متأسفانه ملکه چند ساعت پس از زایمان فوت کرد. پادشاه یک روز دوباره ازدواج کرد. ملکه جدید زن بسیار زیبایی بود. او واقعا زیبا بود، اما به همان اندازه هم بسیار مغرور بود. او حتی نمی توانست این فکر را تحمل کند که ممکن است کسی زیباتر از او وجود داشته باشد. او یک آینه جادویی در اتاقش داشت. هر روز جلوی آینه می رفت و ساعت ها خودش را تماشا می کرد و در آخر می پرسید آینه آینه بگو به من زیباترین دنیا کیست؟ آینه بلافاصله می گفت: شما هستید، ملکه من! اما وقتی سفید برفی 14 ساله شد، یک روز آینه اینگونه گفت: “شما زیبا هستید ملکه من، اما سفید برفی از شما زیباتر است.”
Kraliçe bunu duyunca çok kızmış. Öfkesinden ne uyku girmiş gözüne ne de bir lokma yemek yiyebilmiş. Hemen sarayın avcasını çağırmış yanına. ‘’Pamuk Prenses’i ormana götür, orada öldür.

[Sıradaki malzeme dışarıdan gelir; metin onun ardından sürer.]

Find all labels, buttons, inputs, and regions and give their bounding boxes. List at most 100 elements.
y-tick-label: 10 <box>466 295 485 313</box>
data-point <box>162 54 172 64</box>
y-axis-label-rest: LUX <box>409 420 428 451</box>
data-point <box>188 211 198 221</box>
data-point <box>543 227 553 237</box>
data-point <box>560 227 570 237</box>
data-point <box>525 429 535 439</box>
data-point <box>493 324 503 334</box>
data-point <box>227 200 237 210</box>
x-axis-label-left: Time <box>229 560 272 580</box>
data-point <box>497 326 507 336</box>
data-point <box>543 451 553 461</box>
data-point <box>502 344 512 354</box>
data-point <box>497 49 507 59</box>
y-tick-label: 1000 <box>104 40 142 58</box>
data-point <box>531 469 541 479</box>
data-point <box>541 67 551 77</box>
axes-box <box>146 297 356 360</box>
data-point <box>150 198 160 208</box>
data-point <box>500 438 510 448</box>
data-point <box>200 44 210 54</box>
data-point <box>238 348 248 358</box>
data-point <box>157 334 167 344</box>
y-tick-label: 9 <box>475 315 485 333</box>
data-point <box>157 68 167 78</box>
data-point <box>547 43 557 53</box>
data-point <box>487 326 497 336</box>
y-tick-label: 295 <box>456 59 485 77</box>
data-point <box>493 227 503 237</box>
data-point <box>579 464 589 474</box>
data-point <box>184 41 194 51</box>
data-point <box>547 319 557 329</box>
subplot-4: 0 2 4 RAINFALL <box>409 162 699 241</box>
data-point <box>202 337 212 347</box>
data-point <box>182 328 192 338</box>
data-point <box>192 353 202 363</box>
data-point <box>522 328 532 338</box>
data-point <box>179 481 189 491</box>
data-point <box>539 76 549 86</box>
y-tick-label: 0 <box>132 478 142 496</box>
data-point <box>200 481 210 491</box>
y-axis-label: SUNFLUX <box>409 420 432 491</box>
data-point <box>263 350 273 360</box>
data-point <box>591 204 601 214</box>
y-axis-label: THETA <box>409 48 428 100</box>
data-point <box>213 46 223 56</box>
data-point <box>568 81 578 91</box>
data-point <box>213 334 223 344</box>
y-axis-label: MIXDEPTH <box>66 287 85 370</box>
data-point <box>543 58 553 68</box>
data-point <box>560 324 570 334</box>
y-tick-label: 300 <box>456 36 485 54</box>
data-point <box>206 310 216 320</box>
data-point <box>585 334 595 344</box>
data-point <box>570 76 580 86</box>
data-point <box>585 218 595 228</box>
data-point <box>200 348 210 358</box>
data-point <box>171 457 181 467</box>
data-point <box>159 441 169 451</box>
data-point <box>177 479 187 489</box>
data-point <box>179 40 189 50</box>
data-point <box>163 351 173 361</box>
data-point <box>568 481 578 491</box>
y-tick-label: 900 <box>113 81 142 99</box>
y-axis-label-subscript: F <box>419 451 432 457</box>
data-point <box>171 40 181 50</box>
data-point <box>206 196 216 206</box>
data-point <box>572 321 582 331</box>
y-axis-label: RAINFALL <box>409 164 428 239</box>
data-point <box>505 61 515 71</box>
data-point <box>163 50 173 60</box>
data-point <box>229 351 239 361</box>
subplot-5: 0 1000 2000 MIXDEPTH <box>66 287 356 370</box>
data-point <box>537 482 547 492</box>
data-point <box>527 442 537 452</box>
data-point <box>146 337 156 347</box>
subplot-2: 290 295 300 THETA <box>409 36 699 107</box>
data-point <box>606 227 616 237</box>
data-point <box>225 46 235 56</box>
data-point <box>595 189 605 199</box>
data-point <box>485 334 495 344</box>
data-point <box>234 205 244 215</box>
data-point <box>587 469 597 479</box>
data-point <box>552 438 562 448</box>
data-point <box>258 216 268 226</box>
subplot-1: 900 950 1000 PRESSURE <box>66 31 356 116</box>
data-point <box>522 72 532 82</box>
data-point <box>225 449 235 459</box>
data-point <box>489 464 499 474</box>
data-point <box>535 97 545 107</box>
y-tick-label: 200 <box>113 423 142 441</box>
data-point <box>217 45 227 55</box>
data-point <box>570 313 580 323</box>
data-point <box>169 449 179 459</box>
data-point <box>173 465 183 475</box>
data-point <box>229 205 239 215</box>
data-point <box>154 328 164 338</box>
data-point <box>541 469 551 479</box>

Öldürdüğüne kanıt olarak da kalbi ile ciğerini sök bana getir.’’ demiş. Avcı ne diyeceğini bilememiş. Pamuk Prensesi öldürmek ona pek akıllıca gelmemiş. ‘’Böyle bir şeyi nasıl yapabilirim ki!’’ diye düşünmüş durmuş. Ama kıraliçenin emrini de yerine getirmek zorundaymış. Pamuk Prensesi ormana götürmüş, bıçağını çekmiş, fakat Pamuk Prensesin ağladığını görünce onu öldürmeye kıyamamış. Pamuk Prenses ağaçların arasına dalıp gözden kaybolurken, avcı bir hayvan avlamış. Kalbi ile ciğerini söküp kraliçeye götürmüş. Böylece yalanı ortaya çıkmayacakmış.

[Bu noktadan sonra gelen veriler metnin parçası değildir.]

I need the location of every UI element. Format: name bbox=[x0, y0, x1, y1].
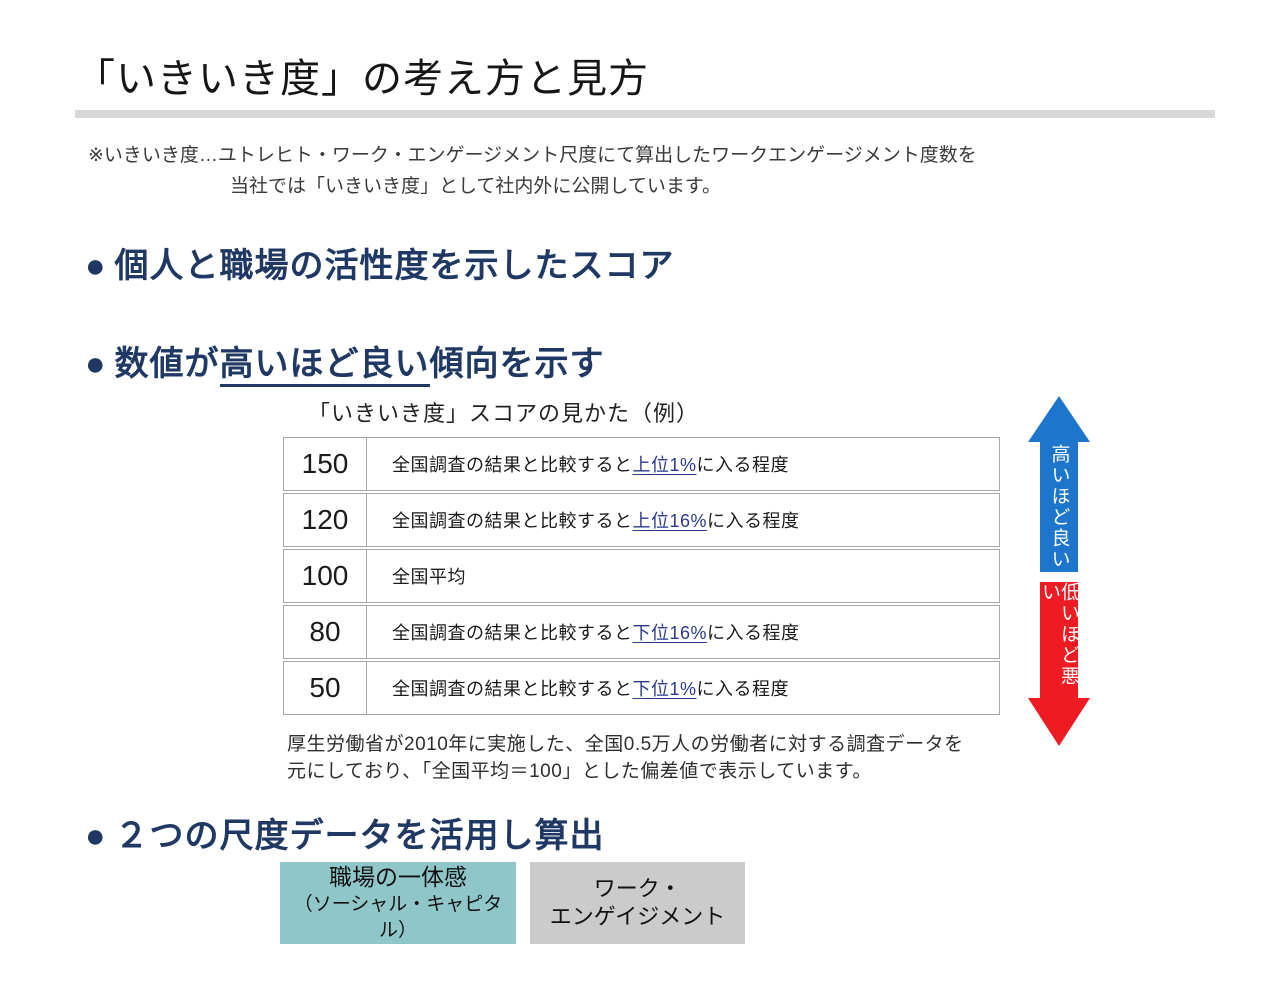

وقتی ملکه این را شنید، بسیار عصبانی شد. از عصبانیت نه می توانست بخوابد و نه لقمه ای بخورد. بلافاصله شکارچی قصر را نزد خود فرا خواند. “سفید برفی را به جنگل ببر، او را در آنجا بکش. به عنوان دلیلی که او را کشته ای، قلب و جگرش را دربیار و نزد من بیاور». شکارچی نمی دانست چه بگوید. کشتن سفید برفی برای او چندان عاقلانه به نظر نمی رسید. او با خود فکر کرد: “چگونه می توانم چنین کاری انجام دهم!” اما او نیز مجبور بود دستور ملکه را اجرا کند. او سفید برفی را به جنگل برد، چاقوی خود را کشید، اما وقتی سفید برفی را در حال گریه دید، از دلش نیامد او را بکشد. در حالی که سفید برفی در لابلای درختان ناپدید می شد، شکارچی حیوانی را شکار کرد. قلب و جگرش را درآورد و نزد ملکه برد. بدین شکل دروغش برملا نمی شد.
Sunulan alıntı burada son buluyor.